SHAP for Explainable Feature Engineering and LIME-Based Interpretability to Enhance Fake Profile Detection
摘要
The widespread growth of social media has intensified the presence of fake profiles, often exploited to spread misinformation, conduct scams, and manipulate public opinion. This study introduces an explainable hybrid model that integrates eXtreme Gradient Boosting (XGBoost) and Deep Neural Networks (DNN), enhanced through a novel SHAP (SHapley Additive Explanations)-based feature engineering strategy. SHAP values, computed from the trained XGBoost model, quantify feature influence and are fused with standardized features to create enriched representations for DNN training.

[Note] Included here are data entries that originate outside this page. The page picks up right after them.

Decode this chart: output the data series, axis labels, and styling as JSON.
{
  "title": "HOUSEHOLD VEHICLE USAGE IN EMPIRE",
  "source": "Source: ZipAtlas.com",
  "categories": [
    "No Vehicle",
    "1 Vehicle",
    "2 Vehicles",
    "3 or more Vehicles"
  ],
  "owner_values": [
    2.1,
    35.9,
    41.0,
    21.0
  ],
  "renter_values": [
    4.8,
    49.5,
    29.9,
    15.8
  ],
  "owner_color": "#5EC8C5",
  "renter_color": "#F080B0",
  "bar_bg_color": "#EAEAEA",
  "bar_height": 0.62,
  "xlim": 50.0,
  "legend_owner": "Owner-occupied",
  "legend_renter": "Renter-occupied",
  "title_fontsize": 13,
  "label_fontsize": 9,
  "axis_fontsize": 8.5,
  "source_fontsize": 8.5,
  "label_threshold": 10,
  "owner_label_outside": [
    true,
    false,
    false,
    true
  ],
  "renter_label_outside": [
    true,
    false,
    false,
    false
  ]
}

Unlike conventional approaches that employ SHAP solely for post-hoc interpretability, our method leverages SHAP during feature engineering to improve predictive performance. For interpretability at inference time, LIME (Local Interpretable Model-Agnostic Explanations) provides instance-level insights for each prediction. The proposed system is evaluated on a balanced dataset of 5,000 Instagram profiles and benchmarked against individual classifiers (e.g., Random Forest, SVM) and ensemble techniques. Achieving 99.1% accuracy, the model outperforms all baselines. Finally, the system is deployed to support both manual input and automated data retrieval, bridging performance with interpretability and contributing a reliable solution for social media integrity.